All they’re teaching my daughter in college (Fontbonne College, a Sisters of St. Joseph of Carondelete school) is “sustainability”. They teach it in every class – even classes that have nothing to do with the environment.
I wonder what would happen if they taught “sustainability” as applied toward the natural moral environment and not just the natural physical one?
Sexual hedonism, for example, is not “sustainable”. Sleeping around is not “sustainable”. Buggery is not “sustainable”.
For that matter, stealing, lying, killing and greed are not “sustainable”.
Is it not time for an environmentalism of the soul???
Good post! Eden Foods, a respected organic outfit, caught heck for opposing the HHS mandate because they deem contraceptives to be unnatural. While I disagree with them when it comes to farming practices, because they are very consistent in their approach it made me respect them more.
That “grammar” of which Benedict XVI speaks–yes, but who is in charge?
That’s the real issue with all things environmental–who will enforce, take charge of, “sustainability”?

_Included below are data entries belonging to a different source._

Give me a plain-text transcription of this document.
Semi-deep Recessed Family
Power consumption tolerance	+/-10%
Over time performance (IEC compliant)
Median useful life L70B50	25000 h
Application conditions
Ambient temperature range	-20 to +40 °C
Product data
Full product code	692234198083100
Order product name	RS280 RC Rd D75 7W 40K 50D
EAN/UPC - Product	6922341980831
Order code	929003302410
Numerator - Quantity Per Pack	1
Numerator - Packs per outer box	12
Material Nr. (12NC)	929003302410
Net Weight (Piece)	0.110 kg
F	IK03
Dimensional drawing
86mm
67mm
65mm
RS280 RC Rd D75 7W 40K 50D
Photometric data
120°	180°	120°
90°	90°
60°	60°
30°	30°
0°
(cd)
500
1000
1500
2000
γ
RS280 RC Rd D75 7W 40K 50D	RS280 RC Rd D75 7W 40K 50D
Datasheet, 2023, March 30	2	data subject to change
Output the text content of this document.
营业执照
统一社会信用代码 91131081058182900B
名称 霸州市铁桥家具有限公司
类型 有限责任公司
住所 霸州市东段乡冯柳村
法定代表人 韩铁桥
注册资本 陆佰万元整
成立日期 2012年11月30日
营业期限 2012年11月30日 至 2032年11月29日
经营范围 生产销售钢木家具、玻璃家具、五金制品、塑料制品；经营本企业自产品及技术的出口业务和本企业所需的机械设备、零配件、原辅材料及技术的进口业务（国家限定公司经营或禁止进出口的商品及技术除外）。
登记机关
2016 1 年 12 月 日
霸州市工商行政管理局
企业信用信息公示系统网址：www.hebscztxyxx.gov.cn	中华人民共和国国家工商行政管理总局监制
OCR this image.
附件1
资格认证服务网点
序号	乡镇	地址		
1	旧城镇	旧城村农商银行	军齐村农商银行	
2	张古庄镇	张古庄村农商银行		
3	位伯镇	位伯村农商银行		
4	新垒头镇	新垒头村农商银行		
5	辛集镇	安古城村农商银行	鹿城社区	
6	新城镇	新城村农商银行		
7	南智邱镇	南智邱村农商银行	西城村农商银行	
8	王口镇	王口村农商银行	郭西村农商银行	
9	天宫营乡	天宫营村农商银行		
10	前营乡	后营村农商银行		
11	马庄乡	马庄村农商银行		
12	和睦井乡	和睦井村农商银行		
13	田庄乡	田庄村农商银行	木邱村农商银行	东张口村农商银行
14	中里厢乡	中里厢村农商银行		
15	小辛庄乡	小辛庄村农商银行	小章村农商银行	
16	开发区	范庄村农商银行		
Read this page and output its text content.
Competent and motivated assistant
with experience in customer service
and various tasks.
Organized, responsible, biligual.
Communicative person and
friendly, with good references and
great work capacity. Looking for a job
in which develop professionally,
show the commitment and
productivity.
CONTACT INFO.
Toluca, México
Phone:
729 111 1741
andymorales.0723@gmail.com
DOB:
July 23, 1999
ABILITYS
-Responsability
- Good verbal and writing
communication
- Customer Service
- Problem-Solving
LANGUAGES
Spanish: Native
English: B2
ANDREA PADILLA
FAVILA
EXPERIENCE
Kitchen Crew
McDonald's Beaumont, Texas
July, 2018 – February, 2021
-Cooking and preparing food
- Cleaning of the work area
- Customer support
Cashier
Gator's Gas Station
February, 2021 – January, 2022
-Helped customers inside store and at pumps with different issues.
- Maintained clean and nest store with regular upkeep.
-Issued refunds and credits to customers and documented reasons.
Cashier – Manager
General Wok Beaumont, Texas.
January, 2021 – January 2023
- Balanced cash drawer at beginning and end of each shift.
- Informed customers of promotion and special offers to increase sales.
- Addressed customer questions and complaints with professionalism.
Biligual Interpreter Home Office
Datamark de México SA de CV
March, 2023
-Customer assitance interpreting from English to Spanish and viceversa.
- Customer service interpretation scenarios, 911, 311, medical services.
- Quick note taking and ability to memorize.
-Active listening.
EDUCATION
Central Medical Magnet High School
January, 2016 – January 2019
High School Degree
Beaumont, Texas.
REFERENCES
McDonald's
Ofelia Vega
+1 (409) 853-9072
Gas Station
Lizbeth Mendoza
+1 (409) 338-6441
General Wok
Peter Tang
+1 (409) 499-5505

That’s the real question–not whether creation (“the environment”) should be protected, but who will make sure that it is. It is tiresome now, after all these decades to discuss whether it’s right or wrong, whether it requires our protection, when all the while this discussing is going on, all the while this judgment of various forms of activism, all the while this bickering——it’s dying.
Is that not very like the soul’s sustainability? All the while we argue about whether or who or how—-it dies.